[tweetmeme] In the New York Times, yet another op-ed was written discussing Iran and Nuclear weapons. However, this article approached it from a distinct perspective; that is, the benifits of Iran obtaining “the bomb”.
The author, a defense analyst at the Air Force Research Institute, offers an interesting perspective. Here are the five reasons he gives; and my thoughts of course. I quote the first reason in its entirety as it relates to the following four.
1)Iran’s development of nuclear weapons would give the United States an opportunity to finally defeat violent Sunni-Arab terrorist groups like Al Qaeda. Here’s why: a nuclear Iran is primarily a threat to its neighbors, not the United States.
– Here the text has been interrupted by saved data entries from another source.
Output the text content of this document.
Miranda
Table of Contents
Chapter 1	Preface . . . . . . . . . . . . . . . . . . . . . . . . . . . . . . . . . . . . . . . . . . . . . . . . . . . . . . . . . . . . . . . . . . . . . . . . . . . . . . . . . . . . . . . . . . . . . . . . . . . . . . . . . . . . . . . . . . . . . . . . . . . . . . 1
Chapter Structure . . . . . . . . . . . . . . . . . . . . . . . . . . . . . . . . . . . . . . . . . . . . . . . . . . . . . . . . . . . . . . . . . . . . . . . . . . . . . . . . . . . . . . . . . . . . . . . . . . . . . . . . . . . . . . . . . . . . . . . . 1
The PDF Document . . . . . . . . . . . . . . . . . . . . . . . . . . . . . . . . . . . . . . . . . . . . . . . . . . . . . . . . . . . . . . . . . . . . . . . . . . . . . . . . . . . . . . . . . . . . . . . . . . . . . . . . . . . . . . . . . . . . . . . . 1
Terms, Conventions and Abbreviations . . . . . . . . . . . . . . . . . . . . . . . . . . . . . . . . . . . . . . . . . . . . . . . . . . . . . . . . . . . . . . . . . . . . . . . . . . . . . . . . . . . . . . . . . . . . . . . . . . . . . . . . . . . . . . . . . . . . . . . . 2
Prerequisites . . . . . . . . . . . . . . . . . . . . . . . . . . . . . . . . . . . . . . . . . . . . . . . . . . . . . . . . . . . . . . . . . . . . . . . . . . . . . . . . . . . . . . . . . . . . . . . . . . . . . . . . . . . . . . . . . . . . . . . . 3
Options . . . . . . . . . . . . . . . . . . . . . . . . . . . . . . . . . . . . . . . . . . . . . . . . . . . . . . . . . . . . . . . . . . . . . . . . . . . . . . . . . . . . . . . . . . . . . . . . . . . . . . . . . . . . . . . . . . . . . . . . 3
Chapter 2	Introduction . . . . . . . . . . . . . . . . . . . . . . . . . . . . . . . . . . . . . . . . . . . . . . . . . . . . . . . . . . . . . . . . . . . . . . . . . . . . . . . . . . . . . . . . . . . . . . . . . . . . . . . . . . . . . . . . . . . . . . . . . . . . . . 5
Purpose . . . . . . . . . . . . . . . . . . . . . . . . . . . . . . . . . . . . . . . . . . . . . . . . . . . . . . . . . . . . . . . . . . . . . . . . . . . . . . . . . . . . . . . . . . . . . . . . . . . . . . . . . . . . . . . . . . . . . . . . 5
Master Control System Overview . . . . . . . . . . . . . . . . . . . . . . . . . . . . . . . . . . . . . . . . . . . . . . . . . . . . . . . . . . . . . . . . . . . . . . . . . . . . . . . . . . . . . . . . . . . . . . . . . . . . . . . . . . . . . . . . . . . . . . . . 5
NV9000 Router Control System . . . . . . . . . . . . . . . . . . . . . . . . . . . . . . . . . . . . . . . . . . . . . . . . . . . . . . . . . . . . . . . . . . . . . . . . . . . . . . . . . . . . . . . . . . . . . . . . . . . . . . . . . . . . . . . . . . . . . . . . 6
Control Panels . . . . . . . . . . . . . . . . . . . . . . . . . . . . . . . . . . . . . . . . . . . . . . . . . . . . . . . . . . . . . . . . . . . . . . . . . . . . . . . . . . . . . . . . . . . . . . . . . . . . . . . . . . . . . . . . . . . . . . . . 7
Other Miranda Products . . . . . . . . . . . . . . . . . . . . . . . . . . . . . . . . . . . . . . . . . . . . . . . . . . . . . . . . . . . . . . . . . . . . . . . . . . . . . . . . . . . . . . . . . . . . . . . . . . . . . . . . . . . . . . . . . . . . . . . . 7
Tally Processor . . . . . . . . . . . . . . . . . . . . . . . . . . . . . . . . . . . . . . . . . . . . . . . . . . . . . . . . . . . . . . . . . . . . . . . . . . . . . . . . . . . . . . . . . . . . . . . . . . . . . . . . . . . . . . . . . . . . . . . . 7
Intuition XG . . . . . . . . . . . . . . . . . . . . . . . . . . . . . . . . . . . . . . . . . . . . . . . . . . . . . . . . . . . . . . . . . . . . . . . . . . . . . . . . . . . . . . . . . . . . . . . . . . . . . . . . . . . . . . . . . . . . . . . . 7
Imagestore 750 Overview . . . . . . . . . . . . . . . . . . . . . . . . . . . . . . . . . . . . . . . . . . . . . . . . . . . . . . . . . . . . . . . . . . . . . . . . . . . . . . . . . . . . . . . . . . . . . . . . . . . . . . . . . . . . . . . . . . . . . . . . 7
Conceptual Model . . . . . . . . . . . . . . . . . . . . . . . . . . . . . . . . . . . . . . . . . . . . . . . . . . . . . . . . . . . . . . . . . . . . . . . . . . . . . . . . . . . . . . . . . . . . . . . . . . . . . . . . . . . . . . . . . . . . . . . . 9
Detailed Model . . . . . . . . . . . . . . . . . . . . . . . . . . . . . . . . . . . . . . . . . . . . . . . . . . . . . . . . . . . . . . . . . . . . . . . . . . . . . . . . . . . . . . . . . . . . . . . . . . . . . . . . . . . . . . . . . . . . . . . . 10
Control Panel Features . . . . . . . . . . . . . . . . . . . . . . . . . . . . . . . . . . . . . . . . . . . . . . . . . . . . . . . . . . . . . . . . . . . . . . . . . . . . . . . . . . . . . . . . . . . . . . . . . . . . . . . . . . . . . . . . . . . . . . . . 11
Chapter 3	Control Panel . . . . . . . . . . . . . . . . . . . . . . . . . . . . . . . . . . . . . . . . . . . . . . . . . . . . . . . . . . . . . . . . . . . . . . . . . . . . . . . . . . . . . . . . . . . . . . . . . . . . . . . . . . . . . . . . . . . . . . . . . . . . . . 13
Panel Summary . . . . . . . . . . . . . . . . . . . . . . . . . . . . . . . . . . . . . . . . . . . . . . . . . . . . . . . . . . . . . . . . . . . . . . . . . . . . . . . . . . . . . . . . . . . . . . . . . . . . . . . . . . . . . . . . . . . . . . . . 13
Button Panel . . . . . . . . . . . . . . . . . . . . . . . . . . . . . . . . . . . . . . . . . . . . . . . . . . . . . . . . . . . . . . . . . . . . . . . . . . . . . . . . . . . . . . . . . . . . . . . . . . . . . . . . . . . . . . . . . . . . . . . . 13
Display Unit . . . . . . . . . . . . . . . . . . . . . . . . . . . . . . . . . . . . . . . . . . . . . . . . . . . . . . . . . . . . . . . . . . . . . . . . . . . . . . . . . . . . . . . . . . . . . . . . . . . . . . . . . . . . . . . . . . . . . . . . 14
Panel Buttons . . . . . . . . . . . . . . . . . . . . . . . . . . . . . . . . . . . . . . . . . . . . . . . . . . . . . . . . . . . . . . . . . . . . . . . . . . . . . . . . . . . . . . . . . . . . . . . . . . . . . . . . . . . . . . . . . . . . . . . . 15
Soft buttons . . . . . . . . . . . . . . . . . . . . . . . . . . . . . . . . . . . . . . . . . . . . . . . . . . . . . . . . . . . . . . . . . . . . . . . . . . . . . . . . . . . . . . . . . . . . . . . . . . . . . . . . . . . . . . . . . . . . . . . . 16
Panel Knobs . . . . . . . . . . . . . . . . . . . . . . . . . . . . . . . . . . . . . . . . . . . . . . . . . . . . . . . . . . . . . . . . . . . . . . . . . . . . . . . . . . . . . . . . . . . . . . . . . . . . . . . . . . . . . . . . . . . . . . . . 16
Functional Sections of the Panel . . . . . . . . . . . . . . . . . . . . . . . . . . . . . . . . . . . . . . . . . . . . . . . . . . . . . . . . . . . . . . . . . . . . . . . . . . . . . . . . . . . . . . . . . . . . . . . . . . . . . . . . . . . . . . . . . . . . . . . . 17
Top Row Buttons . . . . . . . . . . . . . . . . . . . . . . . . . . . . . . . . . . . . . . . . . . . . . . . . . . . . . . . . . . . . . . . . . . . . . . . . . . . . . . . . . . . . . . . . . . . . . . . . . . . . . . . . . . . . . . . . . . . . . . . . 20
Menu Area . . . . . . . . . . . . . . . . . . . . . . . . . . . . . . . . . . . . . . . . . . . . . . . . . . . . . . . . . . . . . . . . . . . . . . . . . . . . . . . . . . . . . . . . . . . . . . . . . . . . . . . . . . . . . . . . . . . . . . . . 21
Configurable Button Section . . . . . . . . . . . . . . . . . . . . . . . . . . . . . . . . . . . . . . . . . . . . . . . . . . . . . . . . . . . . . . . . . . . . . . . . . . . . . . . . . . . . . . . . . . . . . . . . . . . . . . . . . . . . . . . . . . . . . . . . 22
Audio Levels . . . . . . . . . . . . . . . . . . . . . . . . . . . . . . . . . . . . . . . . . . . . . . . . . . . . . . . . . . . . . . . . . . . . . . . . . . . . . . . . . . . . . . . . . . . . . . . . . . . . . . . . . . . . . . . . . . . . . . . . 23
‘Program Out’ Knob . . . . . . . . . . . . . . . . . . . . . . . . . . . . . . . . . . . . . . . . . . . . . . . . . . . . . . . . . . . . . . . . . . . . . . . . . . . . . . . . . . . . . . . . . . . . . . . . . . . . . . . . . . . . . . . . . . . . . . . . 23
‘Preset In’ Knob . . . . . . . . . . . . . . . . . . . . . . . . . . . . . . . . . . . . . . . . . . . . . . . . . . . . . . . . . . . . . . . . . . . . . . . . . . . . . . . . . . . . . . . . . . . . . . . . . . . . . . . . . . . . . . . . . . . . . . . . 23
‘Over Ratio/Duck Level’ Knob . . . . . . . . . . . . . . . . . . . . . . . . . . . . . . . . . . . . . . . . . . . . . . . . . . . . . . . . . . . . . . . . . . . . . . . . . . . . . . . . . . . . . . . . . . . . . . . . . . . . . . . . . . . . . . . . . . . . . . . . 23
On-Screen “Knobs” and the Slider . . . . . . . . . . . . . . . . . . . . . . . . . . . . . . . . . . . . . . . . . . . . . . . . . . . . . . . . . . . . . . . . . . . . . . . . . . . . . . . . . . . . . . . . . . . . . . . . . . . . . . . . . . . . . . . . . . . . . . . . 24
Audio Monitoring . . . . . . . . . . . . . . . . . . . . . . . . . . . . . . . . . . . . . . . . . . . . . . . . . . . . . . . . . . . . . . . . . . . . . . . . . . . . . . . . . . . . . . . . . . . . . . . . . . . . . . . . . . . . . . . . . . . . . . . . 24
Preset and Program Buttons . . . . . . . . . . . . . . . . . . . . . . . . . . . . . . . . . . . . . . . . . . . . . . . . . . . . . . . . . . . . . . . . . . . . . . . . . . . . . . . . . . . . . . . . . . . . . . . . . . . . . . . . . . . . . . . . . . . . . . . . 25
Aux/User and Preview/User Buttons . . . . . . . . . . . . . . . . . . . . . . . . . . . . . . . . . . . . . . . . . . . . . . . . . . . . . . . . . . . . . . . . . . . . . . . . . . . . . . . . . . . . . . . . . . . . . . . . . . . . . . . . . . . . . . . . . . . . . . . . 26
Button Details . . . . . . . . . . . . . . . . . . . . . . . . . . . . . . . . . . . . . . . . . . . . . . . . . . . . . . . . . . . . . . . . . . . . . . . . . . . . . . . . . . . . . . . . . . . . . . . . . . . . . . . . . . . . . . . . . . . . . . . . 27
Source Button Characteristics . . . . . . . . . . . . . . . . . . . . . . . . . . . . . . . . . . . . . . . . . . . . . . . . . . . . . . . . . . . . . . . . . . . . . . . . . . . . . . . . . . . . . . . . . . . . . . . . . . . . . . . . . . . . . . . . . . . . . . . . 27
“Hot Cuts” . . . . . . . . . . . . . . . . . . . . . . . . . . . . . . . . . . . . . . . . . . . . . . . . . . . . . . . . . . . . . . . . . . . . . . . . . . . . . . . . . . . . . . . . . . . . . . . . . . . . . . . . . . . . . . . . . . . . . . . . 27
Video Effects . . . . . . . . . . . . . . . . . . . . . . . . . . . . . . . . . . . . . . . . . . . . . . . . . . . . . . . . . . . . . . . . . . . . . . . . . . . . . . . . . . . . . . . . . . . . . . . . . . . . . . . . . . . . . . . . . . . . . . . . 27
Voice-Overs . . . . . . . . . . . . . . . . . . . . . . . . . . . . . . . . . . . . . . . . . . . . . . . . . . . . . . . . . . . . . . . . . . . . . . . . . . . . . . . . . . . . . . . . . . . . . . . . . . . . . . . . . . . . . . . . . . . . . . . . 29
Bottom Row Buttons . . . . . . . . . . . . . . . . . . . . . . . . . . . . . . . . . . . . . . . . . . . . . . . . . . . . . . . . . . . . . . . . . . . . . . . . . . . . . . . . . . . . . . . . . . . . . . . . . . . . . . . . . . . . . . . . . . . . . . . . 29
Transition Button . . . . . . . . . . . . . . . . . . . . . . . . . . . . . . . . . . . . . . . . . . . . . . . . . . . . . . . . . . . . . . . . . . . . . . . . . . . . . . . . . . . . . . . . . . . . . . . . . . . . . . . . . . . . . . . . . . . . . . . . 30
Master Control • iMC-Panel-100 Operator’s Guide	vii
Thus Washington could offer regional security — primarily, a Middle East nuclear umbrella — in exchange for economic, political and social reforms in the autocratic Arab regimes responsible for breeding the discontent that led to the attacks of Sept. 11, 2001.
The U.S. already has a de-facto security umbrella in the region; Israel; Saudi; Egypt; Jordan; All these countries submit to U.S. rule-economically and politically. Furthermore, the “autocratic Arab regimes” he is talking about are our allies and were/are funded by the United States. Thus, the “economic, political, and social reforms” wouldn’t take place as that would be contrary to American interests.
2) Given premise one; “becoming the primary provider of regional security in a nuclear Middle East would give the United States a way to break the OPEC cartel.” He goes on to assert that such “monopolistic” policies are illegal in the U.S. and that our new role as regional securer, we would be able to stop these draconian policies.
Not much needs to be said here; except to note his ignorance. The U.S. successfully controls, with minor exceptions, how much oil is produced and at what cost it will be sold. This is done through private corporations and government led intervention. John Perkins notes” [T]he House of Saud would guarantee to keep oil prices within acceptable limits, limits acceptable to us [The U.S.] , and we would guarantee to keep the House of Saud in power. And we have done—all those things have followed since the early 1970s. The policy still holds today.”
3) The author suggests that a nuclear Iran might bring both the Israelis and the Palestinians to the negotiating table because of the shared fear of an actual attack on Israel; inflicting harm on both parties of course.
Open to comments on this one.
4) A nuclear Iran would provide “growth in exports of weapons systems, training and advice to our Middle Eastern allies would not only strengthen our current partnership efforts but give the American defense industry a needed shot in the arm.”
Yes, because this has worked so well in Egypt, Saudi, and Israel. I doubt our trillion-dollar defense industry needs a boost.
5) “United States would be able to stem the flow of dollars to autocratic regimes in the region.”
The understanding- economically or politically- of this author is shameful. The United States is a key supporter of the most autocratic regimes in the region; Saudi; Egypt; Israel, to an extent; and Jordan. It is a failure of logic to assume that a nuclear Iran, and a following U.S. security umbrella, would halt autocratic regimes and their policies.
The only rational statement made by this analyst is that a nuclear Iran would not necessarily lead to a regime willing to use such a weapon. Other than this, his arguments are weak and lacking serious scholarship (hence the NY Times Op-Ed). What is disconcerting is that ignorant analysis and political rhetoric seem to be slipping into centers of “mainstream discourse”. Let us hope cooler heads prevail!